The POTAD establishes three categories of protection for soils, the highest being A, where agricultural uses are prohibited, then comes B, which establishes specific limitations on use, and C, which deals with general limitations. If the idea of ​​PP and Vox is approved as it is written today, whoever has irrigated before 2014 -and their land is in those zones B and C- will see their farm reclassified. This is stated in the bill, currently being processed in the Parliament of Andalusia: “The agricultural land in zones B and C that had been irrigated prior to the date of entry into force of the Special Plan will be included in the irrigable agricultural zone [30 de diciembre de 2014]. These lands will be able to obtain water rights, which will come from surface water, unless the hydraulic administration of the Hydrographic Demarcation where these lands are located establishes a different source of resources.”

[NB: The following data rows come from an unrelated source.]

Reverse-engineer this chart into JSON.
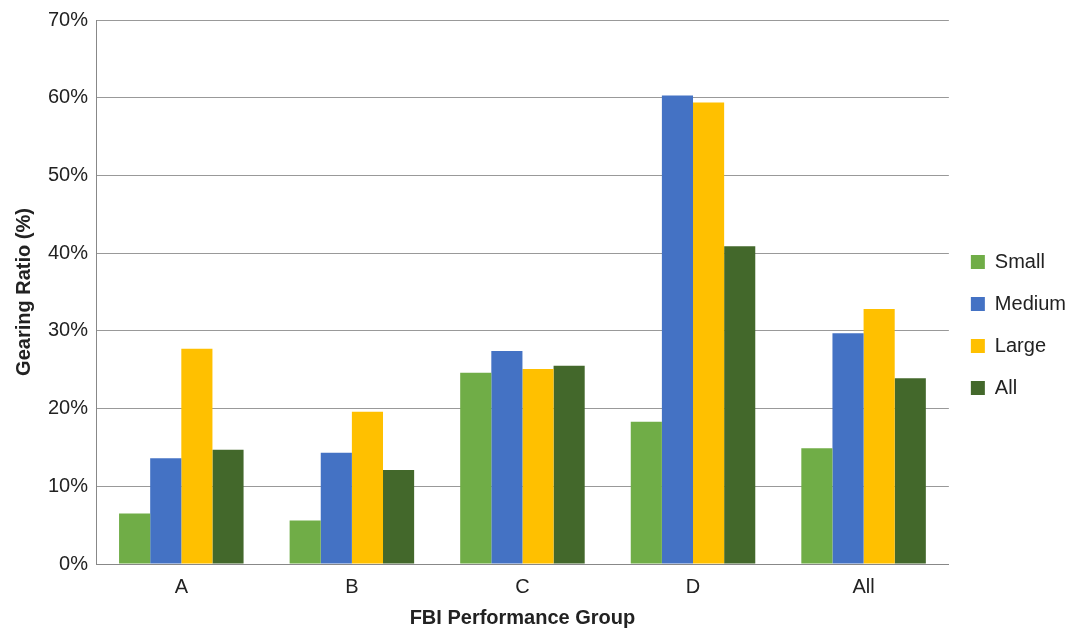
{
  "chart_data": {
    "type": "bar",
    "xlabel": "FBI Performance Group",
    "ylabel": "Gearing Ratio (%)",
    "categories": [
      "A",
      "B",
      "C",
      "D",
      "All"
    ],
    "series": [
      {
        "name": "Small",
        "color": "#70ad47",
        "values": [
          6.5,
          5.6,
          24.6,
          18.3,
          14.9
        ]
      },
      {
        "name": "Medium",
        "color": "#4472c4",
        "values": [
          13.6,
          14.3,
          27.4,
          60.3,
          29.7
        ]
      },
      {
        "name": "Large",
        "color": "#ffc000",
        "values": [
          27.7,
          19.6,
          25.1,
          59.4,
          32.8
        ]
      },
      {
        "name": "All",
        "color": "#43682b",
        "values": [
          14.7,
          12.1,
          25.5,
          40.9,
          23.9
        ]
      }
    ],
    "ylim": [
      0,
      70
    ],
    "yticks": [
      {
        "value": 0,
        "label": "0%"
      },
      {
        "value": 10,
        "label": "10%"
      },
      {
        "value": 20,
        "label": "20%"
      },
      {
        "value": 30,
        "label": "30%"
      },
      {
        "value": 40,
        "label": "40%"
      },
      {
        "value": 50,
        "label": "50%"
      },
      {
        "value": 60,
        "label": "60%"
      },
      {
        "value": 70,
        "label": "70%"
      }
    ],
    "grid": "y",
    "legend": "right"
  }
}
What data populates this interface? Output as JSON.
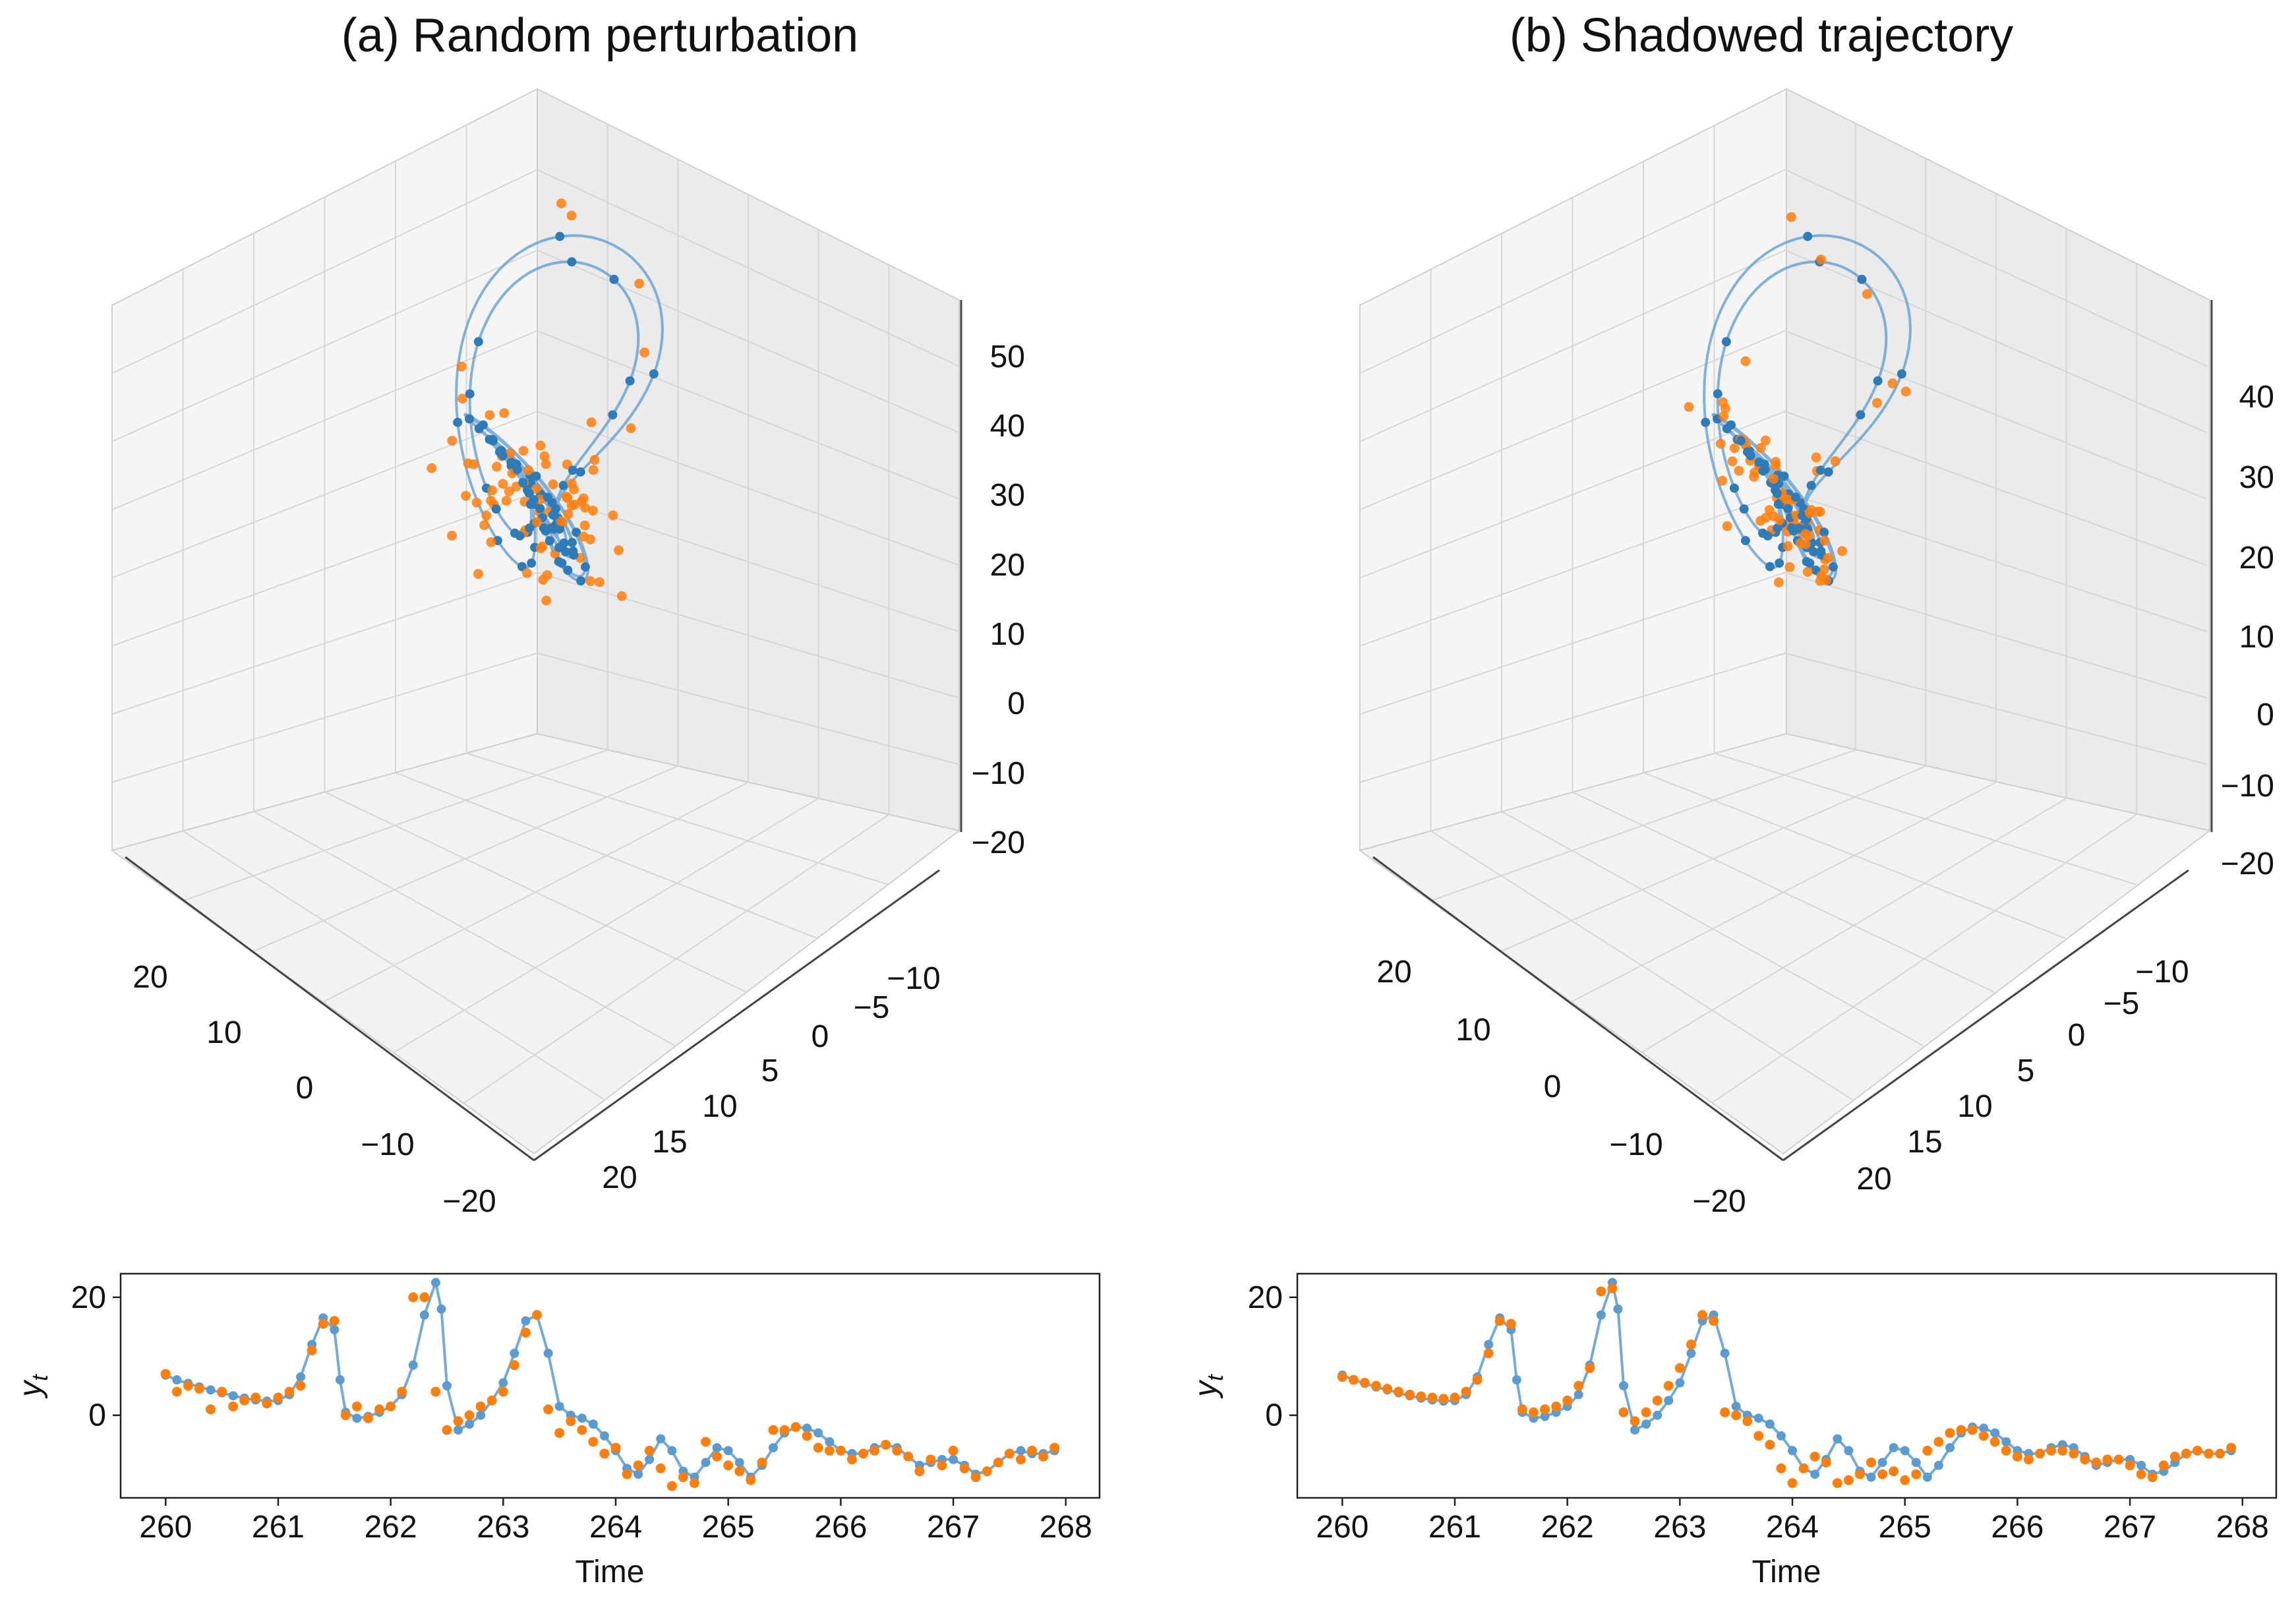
{
  "colors": {
    "trajectory": "#5b9bd0",
    "model_points": "#2f7bb8",
    "observations": "#ff7f0e",
    "pane": "#f0f0f0",
    "grid": "#d6d6d6"
  },
  "chart_data": [
    {
      "type": "scatter",
      "title": "(a) Random perturbation",
      "projection": "3d",
      "x_ticks": [
        "20",
        "10",
        "0",
        "−10",
        "−20"
      ],
      "y_ticks": [
        "−10",
        "−5",
        "0",
        "5",
        "10",
        "15",
        "20"
      ],
      "z_ticks": [
        "50",
        "40",
        "30",
        "20",
        "10",
        "0",
        "−10",
        "−20"
      ],
      "grid": true,
      "series": [
        {
          "role": "trajectory",
          "marker": "line+dots"
        },
        {
          "role": "observations",
          "marker": "dots"
        }
      ]
    },
    {
      "type": "scatter",
      "title": "(b) Shadowed trajectory",
      "projection": "3d",
      "x_ticks": [
        "20",
        "10",
        "0",
        "−10",
        "−20"
      ],
      "y_ticks": [
        "−10",
        "−5",
        "0",
        "5",
        "10",
        "15",
        "20"
      ],
      "z_ticks": [
        "40",
        "30",
        "20",
        "10",
        "0",
        "−10",
        "−20"
      ],
      "grid": true,
      "series": [
        {
          "role": "trajectory",
          "marker": "line+dots"
        },
        {
          "role": "observations",
          "marker": "dots"
        }
      ]
    },
    {
      "type": "line",
      "title": "",
      "xlabel": "Time",
      "ylabel": "y",
      "ylabel_sub": "t",
      "xlim": [
        259.6,
        268.3
      ],
      "ylim": [
        -14,
        24
      ],
      "x_ticks": [
        260,
        261,
        262,
        263,
        264,
        265,
        266,
        267,
        268
      ],
      "y_ticks": [
        20,
        0
      ],
      "series": [
        {
          "role": "model",
          "x": [
            260.0,
            260.1,
            260.2,
            260.3,
            260.4,
            260.5,
            260.6,
            260.7,
            260.8,
            260.9,
            261.0,
            261.1,
            261.2,
            261.3,
            261.4,
            261.5,
            261.55,
            261.6,
            261.7,
            261.8,
            261.9,
            262.0,
            262.1,
            262.2,
            262.3,
            262.4,
            262.45,
            262.5,
            262.6,
            262.7,
            262.8,
            262.9,
            263.0,
            263.1,
            263.2,
            263.3,
            263.4,
            263.5,
            263.6,
            263.7,
            263.8,
            263.9,
            264.0,
            264.1,
            264.2,
            264.3,
            264.4,
            264.5,
            264.6,
            264.7,
            264.8,
            264.9,
            265.0,
            265.1,
            265.2,
            265.3,
            265.4,
            265.5,
            265.6,
            265.7,
            265.8,
            265.9,
            266.0,
            266.1,
            266.2,
            266.3,
            266.4,
            266.5,
            266.6,
            266.7,
            266.8,
            266.9,
            267.0,
            267.1,
            267.2,
            267.3,
            267.4,
            267.5,
            267.6,
            267.7,
            267.8,
            267.9
          ],
          "values": [
            6.8,
            6.0,
            5.4,
            4.8,
            4.3,
            3.8,
            3.3,
            2.9,
            2.6,
            2.4,
            2.5,
            3.5,
            6.5,
            12.0,
            16.5,
            14.5,
            6.0,
            0.5,
            -0.5,
            -0.2,
            0.5,
            1.5,
            3.5,
            8.5,
            17.0,
            22.5,
            18.0,
            5.0,
            -2.5,
            -1.5,
            0.0,
            2.5,
            5.5,
            10.5,
            16.0,
            17.0,
            10.5,
            1.5,
            0.0,
            -0.5,
            -1.5,
            -3.5,
            -6.0,
            -9.0,
            -10.0,
            -7.5,
            -4.0,
            -6.0,
            -9.5,
            -10.5,
            -8.0,
            -5.5,
            -6.0,
            -8.0,
            -10.5,
            -8.5,
            -5.5,
            -3.0,
            -2.0,
            -2.2,
            -3.0,
            -4.5,
            -6.0,
            -6.5,
            -6.5,
            -5.5,
            -5.0,
            -5.5,
            -7.0,
            -8.5,
            -8.0,
            -7.5,
            -7.5,
            -8.5,
            -10.0,
            -9.5,
            -8.0,
            -6.5,
            -6.0,
            -6.5,
            -6.5,
            -6.0
          ]
        },
        {
          "role": "observations",
          "x": [
            260.0,
            260.1,
            260.2,
            260.3,
            260.4,
            260.5,
            260.6,
            260.7,
            260.8,
            260.9,
            261.0,
            261.1,
            261.2,
            261.3,
            261.4,
            261.5,
            261.6,
            261.7,
            261.8,
            261.9,
            262.0,
            262.1,
            262.2,
            262.3,
            262.4,
            262.5,
            262.6,
            262.7,
            262.8,
            262.9,
            263.0,
            263.1,
            263.2,
            263.3,
            263.4,
            263.5,
            263.6,
            263.7,
            263.8,
            263.9,
            264.0,
            264.1,
            264.2,
            264.3,
            264.4,
            264.5,
            264.6,
            264.7,
            264.8,
            264.9,
            265.0,
            265.1,
            265.2,
            265.3,
            265.4,
            265.5,
            265.6,
            265.7,
            265.8,
            265.9,
            266.0,
            266.1,
            266.2,
            266.3,
            266.4,
            266.5,
            266.6,
            266.7,
            266.8,
            266.9,
            267.0,
            267.1,
            267.2,
            267.3,
            267.4,
            267.5,
            267.6,
            267.7,
            267.8,
            267.9
          ],
          "values": [
            7.0,
            4.0,
            5.0,
            4.5,
            1.0,
            4.0,
            1.5,
            2.5,
            3.0,
            2.0,
            3.0,
            4.0,
            5.0,
            11.0,
            15.5,
            16.0,
            0.0,
            1.5,
            -0.5,
            1.0,
            1.5,
            4.0,
            20.0,
            20.0,
            4.0,
            -2.5,
            -1.0,
            0.0,
            1.5,
            2.5,
            4.0,
            8.5,
            14.0,
            17.0,
            1.0,
            -3.0,
            -1.0,
            -2.5,
            -4.5,
            -6.5,
            -5.5,
            -10.0,
            -8.5,
            -6.0,
            -9.0,
            -12.0,
            -10.5,
            -11.5,
            -4.5,
            -7.0,
            -8.5,
            -9.5,
            -11.0,
            -8.0,
            -2.5,
            -2.5,
            -2.0,
            -3.5,
            -5.5,
            -6.0,
            -6.0,
            -7.5,
            -6.5,
            -6.0,
            -5.0,
            -6.0,
            -7.0,
            -9.5,
            -7.5,
            -8.5,
            -6.0,
            -9.0,
            -10.5,
            -9.5,
            -8.0,
            -6.5,
            -7.5,
            -6.0,
            -7.0,
            -5.5
          ]
        }
      ]
    },
    {
      "type": "line",
      "title": "",
      "xlabel": "Time",
      "ylabel": "y",
      "ylabel_sub": "t",
      "xlim": [
        259.6,
        268.3
      ],
      "ylim": [
        -14,
        24
      ],
      "x_ticks": [
        260,
        261,
        262,
        263,
        264,
        265,
        266,
        267,
        268
      ],
      "y_ticks": [
        20,
        0
      ],
      "series": [
        {
          "role": "model",
          "x": [
            260.0,
            260.1,
            260.2,
            260.3,
            260.4,
            260.5,
            260.6,
            260.7,
            260.8,
            260.9,
            261.0,
            261.1,
            261.2,
            261.3,
            261.4,
            261.5,
            261.55,
            261.6,
            261.7,
            261.8,
            261.9,
            262.0,
            262.1,
            262.2,
            262.3,
            262.4,
            262.45,
            262.5,
            262.6,
            262.7,
            262.8,
            262.9,
            263.0,
            263.1,
            263.2,
            263.3,
            263.4,
            263.5,
            263.6,
            263.7,
            263.8,
            263.9,
            264.0,
            264.1,
            264.2,
            264.3,
            264.4,
            264.5,
            264.6,
            264.7,
            264.8,
            264.9,
            265.0,
            265.1,
            265.2,
            265.3,
            265.4,
            265.5,
            265.6,
            265.7,
            265.8,
            265.9,
            266.0,
            266.1,
            266.2,
            266.3,
            266.4,
            266.5,
            266.6,
            266.7,
            266.8,
            266.9,
            267.0,
            267.1,
            267.2,
            267.3,
            267.4,
            267.5,
            267.6,
            267.7,
            267.8,
            267.9
          ],
          "values": [
            6.8,
            6.0,
            5.4,
            4.8,
            4.3,
            3.8,
            3.3,
            2.9,
            2.6,
            2.4,
            2.5,
            3.5,
            6.5,
            12.0,
            16.5,
            14.5,
            6.0,
            0.5,
            -0.5,
            -0.2,
            0.5,
            1.5,
            3.5,
            8.5,
            17.0,
            22.5,
            18.0,
            5.0,
            -2.5,
            -1.5,
            0.0,
            2.5,
            5.5,
            10.5,
            16.0,
            17.0,
            10.5,
            1.5,
            0.0,
            -0.5,
            -1.5,
            -3.5,
            -6.0,
            -9.0,
            -10.0,
            -7.5,
            -4.0,
            -6.0,
            -9.5,
            -10.5,
            -8.0,
            -5.5,
            -6.0,
            -8.0,
            -10.5,
            -8.5,
            -5.5,
            -3.0,
            -2.0,
            -2.2,
            -3.0,
            -4.5,
            -6.0,
            -6.5,
            -6.5,
            -5.5,
            -5.0,
            -5.5,
            -7.0,
            -8.5,
            -8.0,
            -7.5,
            -7.5,
            -8.5,
            -10.0,
            -9.5,
            -8.0,
            -6.5,
            -6.0,
            -6.5,
            -6.5,
            -6.0
          ]
        },
        {
          "role": "observations",
          "x": [
            260.0,
            260.1,
            260.2,
            260.3,
            260.4,
            260.5,
            260.6,
            260.7,
            260.8,
            260.9,
            261.0,
            261.1,
            261.2,
            261.3,
            261.4,
            261.5,
            261.6,
            261.7,
            261.8,
            261.9,
            262.0,
            262.1,
            262.2,
            262.3,
            262.4,
            262.5,
            262.6,
            262.7,
            262.8,
            262.9,
            263.0,
            263.1,
            263.2,
            263.3,
            263.4,
            263.5,
            263.6,
            263.7,
            263.8,
            263.9,
            264.0,
            264.1,
            264.2,
            264.3,
            264.4,
            264.5,
            264.6,
            264.7,
            264.8,
            264.9,
            265.0,
            265.1,
            265.2,
            265.3,
            265.4,
            265.5,
            265.6,
            265.7,
            265.8,
            265.9,
            266.0,
            266.1,
            266.2,
            266.3,
            266.4,
            266.5,
            266.6,
            266.7,
            266.8,
            266.9,
            267.0,
            267.1,
            267.2,
            267.3,
            267.4,
            267.5,
            267.6,
            267.7,
            267.8,
            267.9
          ],
          "values": [
            6.5,
            6.0,
            5.5,
            5.0,
            4.5,
            4.0,
            3.5,
            3.2,
            3.0,
            2.8,
            3.0,
            4.0,
            6.0,
            10.5,
            16.0,
            15.5,
            1.0,
            0.5,
            1.0,
            1.5,
            2.5,
            5.0,
            8.0,
            21.0,
            21.5,
            0.5,
            -1.0,
            0.5,
            2.5,
            5.0,
            8.0,
            12.0,
            17.0,
            16.0,
            0.5,
            0.0,
            -1.0,
            -3.5,
            -5.0,
            -9.0,
            -11.5,
            -9.0,
            -7.0,
            -8.0,
            -11.5,
            -11.0,
            -10.0,
            -8.0,
            -10.0,
            -9.5,
            -11.0,
            -10.0,
            -6.0,
            -4.5,
            -3.0,
            -2.5,
            -2.5,
            -3.5,
            -4.5,
            -6.0,
            -7.0,
            -7.5,
            -6.5,
            -6.0,
            -6.0,
            -6.5,
            -7.5,
            -8.0,
            -7.5,
            -7.5,
            -8.5,
            -10.0,
            -10.5,
            -8.5,
            -7.0,
            -6.5,
            -6.0,
            -6.5,
            -6.5,
            -5.5
          ]
        }
      ]
    }
  ]
}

This is what WWF has analyzed in its work. It has crossed the data of the images with what exactly the norm says today. In this way, 1,432.4 dry agricultural hectares and another 471.3 forest hectares come out, to which another modification of the norm is applied, which changes the Law and the forestry regulations of Andalusia, so that these lands would also pass to be considered zones B and C and, therefore, irrigable. “It is a double step. The modification of the forestry law would be applied to them and since they were irrigated between 2004 and 2014, they would also enter the amnesty,” says Carmona.

“Contrary to what the Junta de Andalucía argues, this investigation shows that the illegal farms that would benefit from the amnesty were irrigated after the approval of POTAD in 2004, that is, with full knowledge that they were illegal in terms of land use planning and that they had no legal right to water. These hectares do not have any legal right to land or water, so they should be reverted to their previous state and their owners sanctioned,” WWF considers.

WWF has crossed out Vox and Moreno’s measure of “amnesty” because, they consider, “once irrigated agricultural land is declared, if they continue to irrigate illegally, they will not be violating the land use regulations, the Junta de Andalucía will not have to open a file on them or apply the sanctioning regime of the Urban Law. For legal purposes, they will be violating the water regulations and it must be the Hydrographic Confederation that has to act alone against the illegal use of water, because for the Junta de Andalucía, land use will be in accordance with territorial planning”.